HUPO 2021 World Congress

Thank you for Joining Us at HUPO2021ReCONNECT. See you in Cancun For #HUPO2022

industry seminars on-demand

The following On-Demand Seminars (60 min) and Product Theatres (20 min) are organized by HUPO 2021 supporters and will be available for on-demand viewing at any time during the 2021 Live Days.

On-Demand Seminars (60 Minutes)

Determining calibration curves for robust, targeted, and high throughput proteomics with an Evosep One and Agilent 6495C LC/TQ


Chair: Gaëlle Bridon, Global Cellular Metabolism Segment Manager, Agilent
Speaker: Wendi Hale, LC/MS Applications Scientist, Agilent

When transitioning from discovery proteomics to targeted protein quantification, the multiple reaction monitoring (MRM)-based LC/MS method plays an essential role. Sample complexity and the low concentration of certain proteins are the major challenges encountered when performing protein analysis using targeted methods. Recent advancements in low-flow HPLC and acquisition rates in QQQ instrumentation is enabling MRM-based analytical methods using stable isotope-labeled standard (SIS) peptides for targeted quantitative proteomics to improve sensitivity, linear range, precision, accuracy, robustness, and most importantly throughput in the data acquisition as well as simplified data processing. Using a commercially available complex proteomics sample (PeptiQuant Plus 125 from MRM Proteomics) spiked in a plasma matrix, calibration curves were established highlighting the significant quantitative advantages of MRM-based targeted quantification. In addition, a select number of peptides from the complex proteomics sample were quantified with very high productivity methods combining the use of Evosep One and Agilent 6495C LC/TQ. Quantification with 3- and 5-min low-flow gradients (0.15 mm ID column) and 4-5 min re-equilibrations are demonstrated with short dwell times offering excellent quantitative performance with high throughput. Sensitivity, linearity, and precision is demonstrated with these fast low-flow methods demonstrating inject-to-inject cycle times under 10 minutes. This study demonstrated the suitability of this new high-performance LC/MS system configuration for high throughput protein quantification, even with very limited sample amount.

For Research Use Only.  Not for use in diagnostic procedures.  

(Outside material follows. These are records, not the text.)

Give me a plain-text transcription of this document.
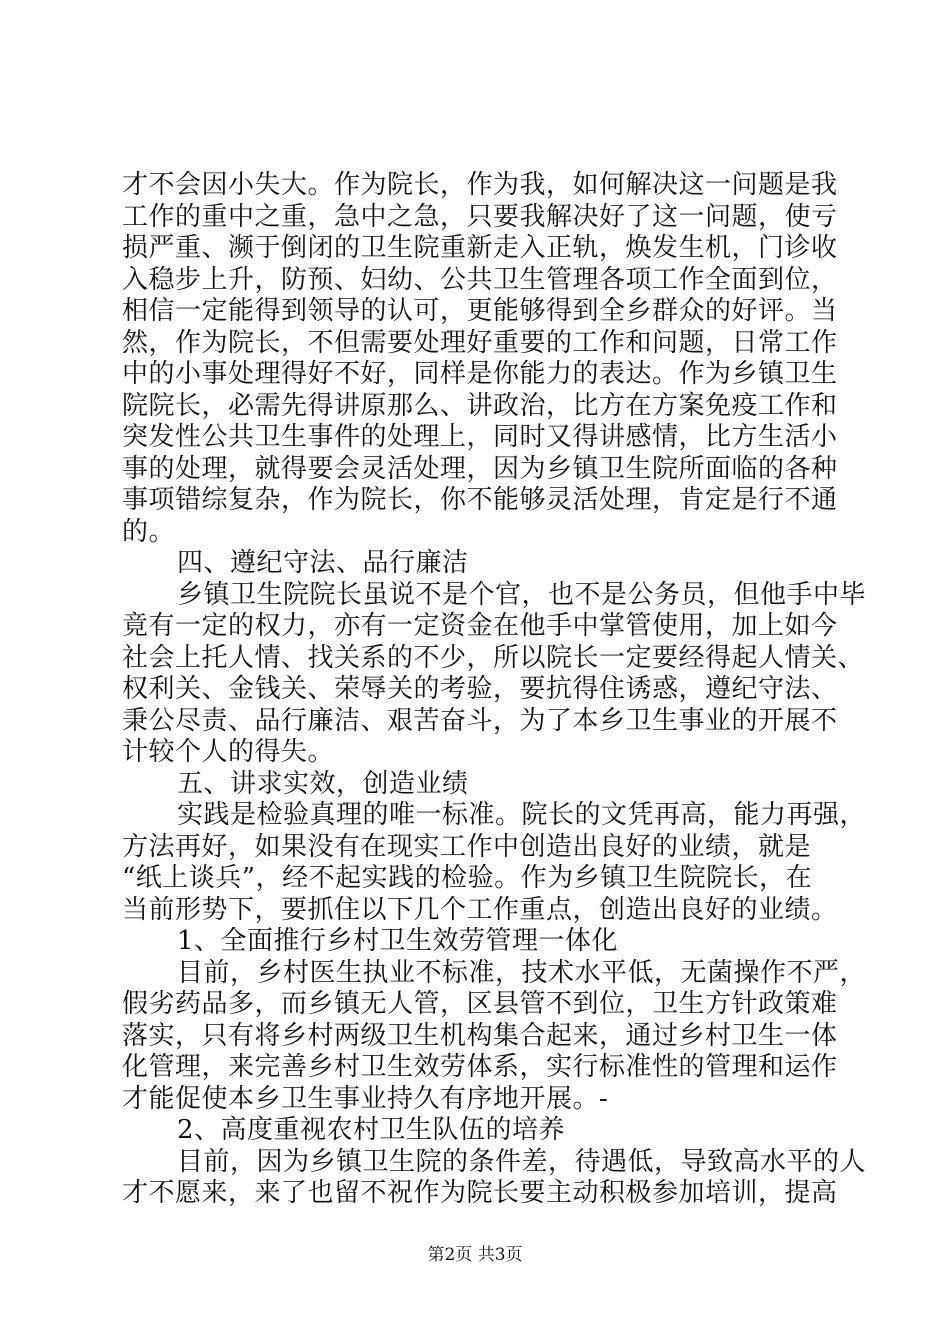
才不会因小失大。作为院长，作为我，如何解决这一问题是我
工作的重中之重，急中之急，只要我解决好了这一问题，使亏
损严重、濒于倒闭的卫生院重新走入正轨，焕发生机，门诊收
入稳步上升，防预、妇幼、公共卫生管理各项工作全面到位，
相信一定能得到领导的认可，更能够得到全乡群众的好评。当
然，作为院长，不但需要处理好重要的工作和问题，日常工作
中的小事处理得好不好，同样是你能力的表达。作为乡镇卫生
院院长，必需先得讲原那么、讲政治，比方在方案免疫工作和
突发性公共卫生事件的处理上，同时又得讲感情，比方生活小
事的处理，就得要会灵活处理，因为乡镇卫生院所面临的各种
事项错综复杂，作为院长，你不能够灵活处理，肯定是行不通
的。
四、遵纪守法、品行廉洁
乡镇卫生院院长虽说不是个官，也不是公务员，但他手中毕
竟有一定的权力，亦有一定资金在他手中掌管使用，加上如今
社会上托人情、找关系的不少，所以院长一定要经得起人情关、
权利关、金钱关、荣辱关的考验，要抗得住诱惑，遵纪守法、
秉公尽责、品行廉洁、艰苦奋斗，为了本乡卫生事业的开展不
计较个人的得失。
五、讲求实效，创造业绩
实践是检验真理的唯一标准。院长的文凭再高，能力再强，
方法再好，如果没有在现实工作中创造出良好的业绩，就是
“纸上谈兵”，经不起实践的检验。作为乡镇卫生院院长，在
当前形势下，要抓住以下几个工作重点，创造出良好的业绩。
1、全面推行乡村卫生效劳管理一体化
目前，乡村医生执业不标准，技术水平低，无菌操作不严，
假劣药品多，而乡镇无人管，区县管不到位，卫生方针政策难
落实，只有将乡村两级卫生机构集合起来，通过乡村卫生一体
化管理，来完善乡村卫生效劳体系，实行标准性的管理和运作
才能促使本乡卫生事业持久有序地开展。-
2、高度重视农村卫生队伍的培养
目前，因为乡镇卫生院的条件差，待遇低，导致高水平的人
才不愿来，来了也留不祝作为院长要主动积极参加培训，提高
第2页 共3页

We are happy to answer any questions you may have, please contact us here, or email

Characterization of glycan-protein interaction – the missing element in protein-protein interactions


Chair: Gaëlle Bridon, Global Cellular Metabolism Segment Manager, Agilent
Speaker: Carlito B. Lebrilla, University of California, Davis USA

Protein-protein interactions on the surface membrane are key to understanding the cellular function. The vast majority of studies focus on the interactions of polypeptides, however most surface proteins are glycosylated. In this presentation, newly developed tools for determining the role of glycans in protein-protein interactions are described. We developed a cross-linking mass spectrometry (XL-MS) workflow to directly identify the glycan-protein interactions on the cell membrane using liquid chromatography-mass spectrometry (LC-MS). This method involved incorporating azido groups to cell surface glycans through biosynthetic pathways, followed by treatment of cell cultures with a synthesized reagent, N-hydroxysuccinimide (NHS)-cyclooctyne, which allowed the cross-linking of the sialic acid azides on glycans with the primary amines on polypeptide backbones. The coupled peptide-glycan-peptide pairs after cross-linking were identified with the latest techniques in glycoproteomic and glycomic analyses and bioinformatics software. With this approach, information on the site of glycosylation, the glycoform, the source protein, and the target protein of the cross-linked pair were obtained. They also include lectin proximity oxidative labeling (Lectin PROXL) to identify cell surface glycoproteins that contain glycans that are recognized by lectins. Commonly-used lectins were modified with a probe to produce hydroxide radicals in the proximity of the labeled lectins. The underlying polypeptide of the glycoproteins recognized by the lectins are oxidized and identified by the standard proteomic workflow. As a result, approximately 70% of identified glycoproteins were oxidized in situ by all the lectin probes, while only 5% of the total proteins were oxidized. The correlation between the glycosites and oxidation sites demonstrated the effectiveness of the lectin probes. The specificity and sensitivity of each lectin were determined using site-specific glycan information obtained through glycomic and glycoproteomic analyses.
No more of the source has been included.